How fast is the world changing – and how fast are we adapting to it?
Executive Summary: Faster than we think, and not fast enough. At least those are my takeaways from The Second Machine Age: Work, Progress, and Prosperity in a Time of Brilliant Technologies, by Erik Brynjolfsson and Andrew McAfee. an interesting book that’s simultaneously uplifting, optimistic, terrifying and worrying. And definitely worth a read.
I’m not sure that’s what Messrs Brynjolfsson and McAfee intended as the main takeways – and there’s certainly plenty else in there about the economics (and inequalities) of the machine age, the spread of robotics, data and algorithms into our lives, the likely policy implications, and all that sort of thing – but at least that’s how I read it.
Not that it’s necessarily bad news – in fact, one of the best frames they put on the new digital age that we’re in is around the notion that, just as the industrial age freed us from the constraints of animal and human muscle power, this revolution is set to augment the human brain in ways we can’t yet really understand.
As they point out, a whole slew of new capabilities have emerged in the last few years that were effectively dismissed as essentially impossible in the near term less than a decade ago – self-driving cars, effective voice recognition, human-like text generation, visual recognition systems, and so on. Even machine translation services, which are in many ways laughably bad, are a minor miracle in that they even exist.

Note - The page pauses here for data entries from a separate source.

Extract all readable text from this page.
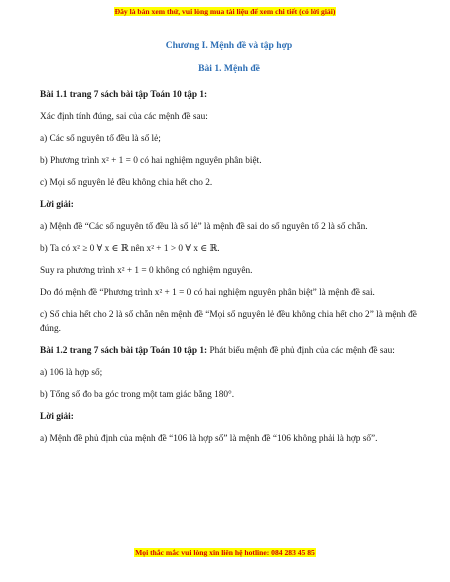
Đây là bản xem thử, vui lòng mua tài liệu để xem chi tiết (có lời giải)
Chương I. Mệnh đề và tập hợp
Bài 1. Mệnh đề

Bài 1.1 trang 7 sách bài tập Toán 10 tập 1:

Xác định tính đúng, sai của các mệnh đề sau:

a) Các số nguyên tố đều là số lẻ;

b) Phương trình x² + 1 = 0 có hai nghiệm nguyên phân biệt.

c) Mọi số nguyên lẻ đều không chia hết cho 2.

Lời giải:

a) Mệnh đề “Các số nguyên tố đều là số lẻ” là mệnh đề sai do số nguyên tố 2 là số chẵn.

b) Ta có x² ≥ 0 ∀ x ∈ ℝ nên x² + 1 > 0 ∀ x ∈ ℝ.

Suy ra phương trình x² + 1 = 0 không có nghiệm nguyên.

Do đó mệnh đề “Phương trình x² + 1 = 0 có hai nghiệm nguyên phân biệt” là mệnh đề sai.

c) Số chia hết cho 2 là số chẵn nên mệnh đề “Mọi số nguyên lẻ đều không chia hết cho 2” là mệnh đề đúng.

Bài 1.2 trang 7 sách bài tập Toán 10 tập 1: Phát biểu mệnh đề phủ định của các mệnh đề sau:

a) 106 là hợp số;

b) Tổng số đo ba góc trong một tam giác bằng 180°.

Lời giải:

a) Mệnh đề phủ định của mệnh đề “106 là hợp số” là mệnh đề “106 không phải là hợp số”.

Mọi thắc mắc vui lòng xin liên hệ hotline: 084 283 45 85
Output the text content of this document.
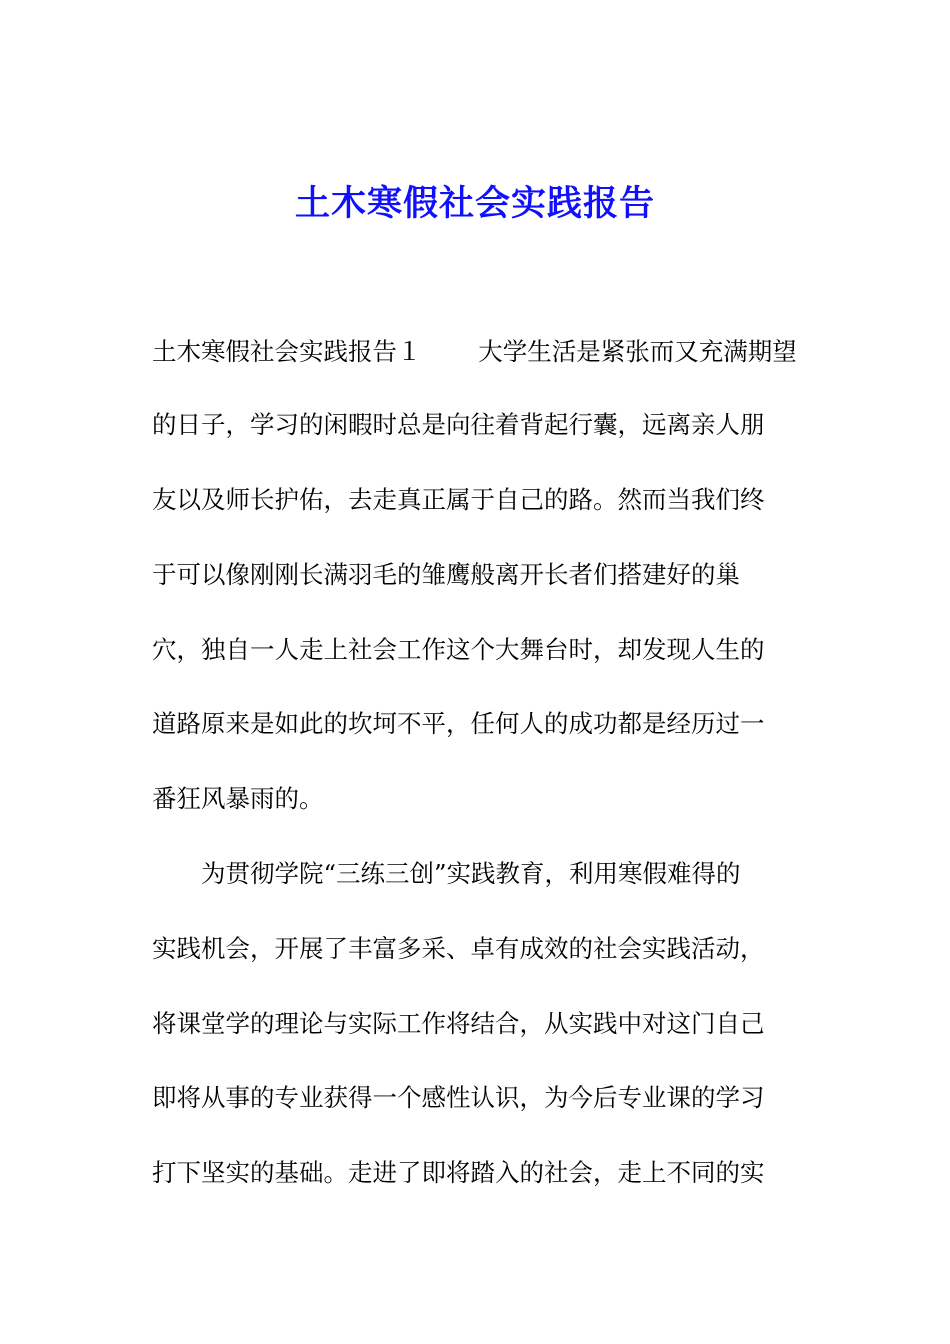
土木寒假社会实践报告
土木寒假社会实践报告１　　 大学生活是紧张而又充满期望
的日子，学习的闲暇时总是向往着背起行囊，远离亲人朋
友以及师长护佑，去走真正属于自己的路。然而当我们终
于可以像刚刚长满羽毛的雏鹰般离开长者们搭建好的巢
穴，独自一人走上社会工作这个大舞台时，却发现人生的
道路原来是如此的坎坷不平，任何人的成功都是经历过一
番狂风暴雨的。
　　为贯彻学院“三练三创”实践教育，利用寒假难得的
实践机会，开展了丰富多采、卓有成效的社会实践活动，
将课堂学的理论与实际工作将结合，从实践中对这门自己
即将从事的专业获得一个感性认识，为今后专业课的学习
打下坚实的基础。走进了即将踏入的社会，走上不同的实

What’s driving all this? Increasingly powerful computing, decreasingly expensive sensors and processors that are proliferating in devices and objects, and the masses of data they’re generating every minute. All that data isn’t necessarily useful – and certainly will be misused at some point – but it opens up lots of potential new capabilities. But first we have to imagine them.
Look at Waze, for example, which took the ubiquitous location – and hence speed – data available on phones to build real-time traffic maps. Before that, we had various mapping apps, that while useful, basically took what was static information and put them on mobile devices and added search and other capabilities. Very useful, but much more an extension of existing systems. It took the folks at Waze to reimagine what they could do with completely unrelated data. So what other tricks are we missing? (What if we used cellphone location data to help the blind navigate around other people in crowds?)
And, of course, I’m still plugging structured journalism.
Frederic Filloux, in a recent Monday Note, pointed to a host of potential news applications that could be built off the data in our mobile phones, going beyond simply the notions of shorter stories/small screen-friendly articles/quick updates that dominates a lot of the discussion of mobile apps.
Consider Google Now, the search engine’s intelligent personal assistant: It knows when you are at work or at home and, at the appropriate moment, it will estimate your transit time and suggest an itinerary based on your commute patterns; or take Google Location History, a spectacular — and a bit creepy — service for smartphones (also tablets and laptops) that visualizes your whereabouts. Both Google services generate datasets that can be used to tailor your news consumption. Not only does your phone detect when you are on the move, but it can anticipate your motions.
Based on these data sets, it becomes possible to predict your most probable level of attention at certain moments of the day and to take in account network conditions. Therefore, a predictive algorithm can decide what type of news format you’ll be up for at 7:30am when you’re commuting (quickly jumping from one cell tower to another with erratic bandwidth) and switch for faster reads than at 8:00pm, when you’re supposed to be home, or staying in a quiet place equipped with a decent wifi, and receptive to richer formats.
By anticipating your moves, your phone can quickly download heavy media such as video while networks conditions are fine and saving meager bandwidth for essential updates. In addition, the accelerometer and internal gyroscope can tell a lot about reading conditions: standing-up in a crowded subway or waiting for your meeting to start.
What all this takes is less a technology background and much more a willingness to rethink what we do. Certainly this revolution – unlike the industrial age – allows for much faster recombination of capabilities and cheaper experimentation, since much of it is based on moving digits, and not atoms, around. But how well-equipped are we to do this, rather than simply use the new capabilities to do what we currently do more efficiently. Much of what’s been done so far, note Messrs Brynjolfsson and McAfee, is essentially “paving the cow paths…”
…as opposed to rethinking how the business can be redesigned to take advantage of new technologies.
The analogy with the introduction of electricity a century ago is one that’s been much written about (including here). Basically, it’s about how electricity was first seen as a cheaper, more stable substitute for steam or water power, which it certainly was. But it was only after factory owners understood that it could power small machines and allow for the complete reorganization of the factory floor were the real productivity benefits – and other revolutionary creations – of electricity were unleashed. The scary thing is how long it took – and more scarily, what it took:
Only after thirty years – long enough for the original managers to retire and be replaced by a new generation – did factory layouts change.
In other words, the older generation simply couldn’t imagine a different factory floor. I don’t think we can wait that long. For one thing, we’ll cede the future to others, who may not share some of the public interest ethos that should lie at the heart of journalism. For another, I don’t think we have enough in our 401(k)s.